Here’s what the association says on Facebook about how things got crazy:
“Several officers had to be called in on overtime to handle the expected crowds. After the concert at the Concord Pavilion experienced a mini-crime wave of sorts with several arrests. A parolee was arrested outside the club after running from officers. When he was caught officers found he was in possession of a loaded semi-automatic handgun, a high capacity magazine and narcotics. More people were arrested for felony warrants and DUIs. There were reports of people stealing merchandise from a local store, bouncers from the involved nightclub assaulting a subject and people looking into vehicles around Civic Park. Later in the morning officers made a traffic stop and arrested a subject in a stolen vehicle that was wanted for carjacking and armed robbery. He also had a firearm in his possession.”
“By the way,” the association added, “the main performers that all this mess was over never showed up at the club.”
Owners of bars have complained about the new ordinance being “vague, ambiguous and overboard in its application,” according to Walnut Creek Patch.
The ordinance provides a legal structure requiring all 103 businesses serving alcohol in Walnut Creek to adhere to performance standards. If a bar keeps out of trouble, it shouldn’t have any trouble staying open and maintaining its current hours of operation. But if Walnut Creek police have to repeatedly go to a certain business to break up fights, arrest drug dealers, respond to noise complaints or to drunks urinating in public, the city can issue a notice, telling the bar to clean up its act.
Under the ordinance, businesses with repeat violations would be subject to restrictions, such as curtailing of hours for selling alcohol. To go after a business, the city must compile a report, noting violations, then serve a notice that gives the business a chance to take corrective actions. There is an administrative process for a business to appeal a notice or order to close.
Doesn’t sound too vague, ambiguous or overboard to me.
As I’ve said before, I support the city making the regulation of alcohol-serving establishments in downtown a public health and safety issue.
One of my pet peeves is how the bar owners don’t accept one reality of the business they are in. They are in the business of dispensing a drug.

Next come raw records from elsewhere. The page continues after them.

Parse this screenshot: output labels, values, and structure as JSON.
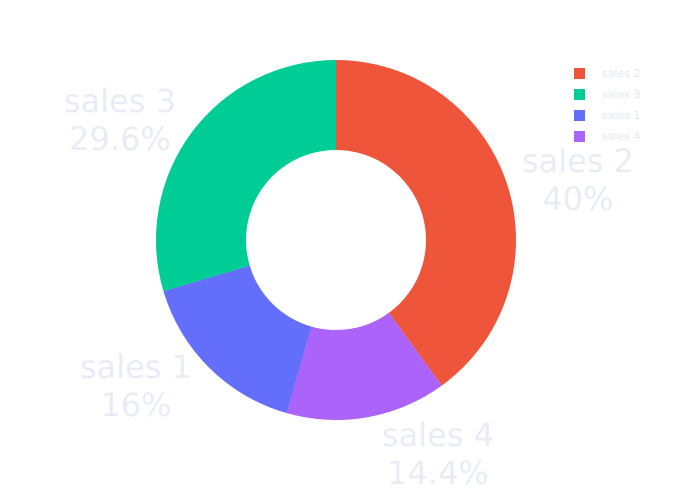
{
  "chart_data": {
    "type": "pie",
    "hole": 0.5,
    "slices": [
      {
        "label": "sales 2",
        "value": 40.0,
        "percent_text": "40%",
        "color": "#ef553b"
      },
      {
        "label": "sales 4",
        "value": 14.4,
        "percent_text": "14.4%",
        "color": "#ab63fa"
      },
      {
        "label": "sales 1",
        "value": 16.0,
        "percent_text": "16%",
        "color": "#636efa"
      },
      {
        "label": "sales 3",
        "value": 29.6,
        "percent_text": "29.6%",
        "color": "#00cc96"
      }
    ],
    "legend": {
      "placement": "top-right",
      "items": [
        {
          "label": "sales 2",
          "color": "#ef553b"
        },
        {
          "label": "sales 3",
          "color": "#00cc96"
        },
        {
          "label": "sales 1",
          "color": "#636efa"
        },
        {
          "label": "sales 4",
          "color": "#ab63fa"
        }
      ]
    }
  }
}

Yes, alcohol is classified as a drug in health circles.
Whether it’s dressed up as glass of fine red wine, a boutique brew or an artistically designed cocktail, drinks containing alcohol alter mind and mood and play with some of the same pleasure-producing neurotransmitters affected by opioid pain killers, heroin, cocaine and marijuana.
And, alcohol is by many measures the most dangerous drug out there. It causes more harm to individuals, families and societies worldwide than crack cocaine, heroin and other legal and illegal drugs, according to a 2010 study published by the British medical journal The Lancet.
Anywhere from 15 to 17 million of people who drink are alcoholics or have drinking problem, and about 40 percent of violent crimes committed in the United States involve alcohol. Those are just some of the many examples of why bar owners need to get over themselves and get over this image of themselves as being in the benign-sounding “hospitality” industry. They are serving and marketing a product that has the potential to cause individuals and the community a lot of harm. The recent events downtown illustrate the potential for harm arising from businesses focused on selling liquor.